Stuti Dalal’s work has gained so much attention it’s now being published in a big-time scientific journal.

“I love that I can, like at such a young age, take these opportunities to help my society and help the world around me,” Stuti said.

The 17-year-old is doing things no one her age has ever done.

Stuti Dalal

“I like to call myself a person who’s able to give back to society, but I also just like to consider myself a normal high schooler,” she said.

She’s conducting medical research that might one day help find a cure for Alzheimer’s.

“Seeing what a patient itself goes through and what their parents go through really inspired me,” Stuti said.

Her passion comes from pain. The Johnson County teen, who once lived in India, watched her great uncle struggle from the disease.

“What really kind of struck my curiosity was the fact that no one knows why this happens,” she said.

She noticed a correlation: Her great uncle had problems with his vision because of his Alzheimer’s.

“I really wanted to explore that, these ocular symptoms. Why do they occur? How are they correlated? And things like that,” Stuti said.

Her bio-medial research began in the fourth grade. Since then, she’s looked at everything from the effect of turmeric on ultraviolet-induced cancer cells to a link between Type 2 diabetes and Alzheimer’s to her latest project.

” I specifically focused on Alzheimer’s and the eye because that is also a big area where patients are affected,” the 17-year-old said.

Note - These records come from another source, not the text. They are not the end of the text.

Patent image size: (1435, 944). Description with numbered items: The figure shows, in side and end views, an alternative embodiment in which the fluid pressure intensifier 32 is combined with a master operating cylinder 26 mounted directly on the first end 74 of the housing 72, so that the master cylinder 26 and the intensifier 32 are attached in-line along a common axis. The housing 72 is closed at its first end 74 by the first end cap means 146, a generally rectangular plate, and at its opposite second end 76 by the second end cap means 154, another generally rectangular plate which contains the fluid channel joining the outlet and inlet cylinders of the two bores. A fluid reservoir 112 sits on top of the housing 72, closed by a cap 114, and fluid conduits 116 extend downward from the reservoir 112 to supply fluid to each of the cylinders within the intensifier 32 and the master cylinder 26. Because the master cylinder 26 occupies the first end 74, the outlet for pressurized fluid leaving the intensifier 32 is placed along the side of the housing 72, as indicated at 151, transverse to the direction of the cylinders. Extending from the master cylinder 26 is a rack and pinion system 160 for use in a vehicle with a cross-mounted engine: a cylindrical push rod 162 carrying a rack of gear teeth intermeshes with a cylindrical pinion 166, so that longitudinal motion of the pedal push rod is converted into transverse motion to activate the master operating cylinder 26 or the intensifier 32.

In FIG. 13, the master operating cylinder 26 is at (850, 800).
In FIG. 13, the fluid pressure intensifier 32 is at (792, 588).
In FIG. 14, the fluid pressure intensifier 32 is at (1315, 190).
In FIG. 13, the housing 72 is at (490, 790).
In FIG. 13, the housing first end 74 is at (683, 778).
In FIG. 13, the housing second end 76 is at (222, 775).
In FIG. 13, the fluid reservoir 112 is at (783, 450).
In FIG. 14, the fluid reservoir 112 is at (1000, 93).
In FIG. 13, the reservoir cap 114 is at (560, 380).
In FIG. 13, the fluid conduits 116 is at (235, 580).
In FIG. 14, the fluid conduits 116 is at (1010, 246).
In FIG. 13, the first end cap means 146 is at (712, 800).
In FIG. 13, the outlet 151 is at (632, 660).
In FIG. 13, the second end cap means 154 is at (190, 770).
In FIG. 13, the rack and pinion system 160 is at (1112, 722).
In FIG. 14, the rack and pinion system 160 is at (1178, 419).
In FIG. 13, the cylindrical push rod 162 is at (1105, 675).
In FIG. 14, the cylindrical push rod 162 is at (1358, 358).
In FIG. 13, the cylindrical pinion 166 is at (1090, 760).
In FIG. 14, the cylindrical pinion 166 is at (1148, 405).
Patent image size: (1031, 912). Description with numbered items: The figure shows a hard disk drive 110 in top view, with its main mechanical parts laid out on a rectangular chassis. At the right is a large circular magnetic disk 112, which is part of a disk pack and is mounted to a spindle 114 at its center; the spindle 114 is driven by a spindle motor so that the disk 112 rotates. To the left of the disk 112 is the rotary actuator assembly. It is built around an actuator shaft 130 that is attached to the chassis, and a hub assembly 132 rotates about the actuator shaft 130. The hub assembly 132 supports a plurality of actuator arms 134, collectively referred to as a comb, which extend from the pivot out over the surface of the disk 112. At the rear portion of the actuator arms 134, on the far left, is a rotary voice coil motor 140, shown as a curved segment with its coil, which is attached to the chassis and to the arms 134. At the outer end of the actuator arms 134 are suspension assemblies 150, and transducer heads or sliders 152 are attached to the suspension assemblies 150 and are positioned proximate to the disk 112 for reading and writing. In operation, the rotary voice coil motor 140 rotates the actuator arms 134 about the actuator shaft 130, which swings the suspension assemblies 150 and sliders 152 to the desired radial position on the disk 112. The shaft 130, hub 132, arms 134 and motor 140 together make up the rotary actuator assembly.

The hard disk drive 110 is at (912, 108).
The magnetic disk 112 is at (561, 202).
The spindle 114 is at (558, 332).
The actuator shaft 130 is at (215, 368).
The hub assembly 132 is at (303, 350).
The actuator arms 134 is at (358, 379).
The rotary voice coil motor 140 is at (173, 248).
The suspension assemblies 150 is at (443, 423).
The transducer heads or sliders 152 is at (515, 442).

And Stuti is even inspiring people older than her.

Stuti Dalal

“When you’re able to work with a kid like that who has the passion, has the discipline to follow through,” Shawnee Mission East science teacher Miles Martin said, trailing off.

Martin called Stuti one of a kind and said she’s a light to those around her.

“She’s doing some things now that I did in my master’s program,” he said.

At just 15 years old, Stuti started working at KU Medical Center and later at Case Western University in Ohio. She spends her summers in a lab just outside of Cleveland.

“I reached out to labs that were interesting to me, their topics like pathology, things like that, and I reached out to the principal investigator whose lab it was,” Stuti said. “I’m actually like the only high-schooler or non Ph.D person that works there.”

Her years of research, so far, have led to being published in the journal Experimental Eye Changes, when she was just 16 years old.

“I’m really grateful because I’ve been given such wonderful opportunities,” she said.

Stuti’s research has been honored at the school, district, state, tri-state, national and international level. In fact, during her sophomore year, she presented the work at the Intel International Science and Engineering Fair.

If that wasn’t enough, she was just named a National Merit Scholar.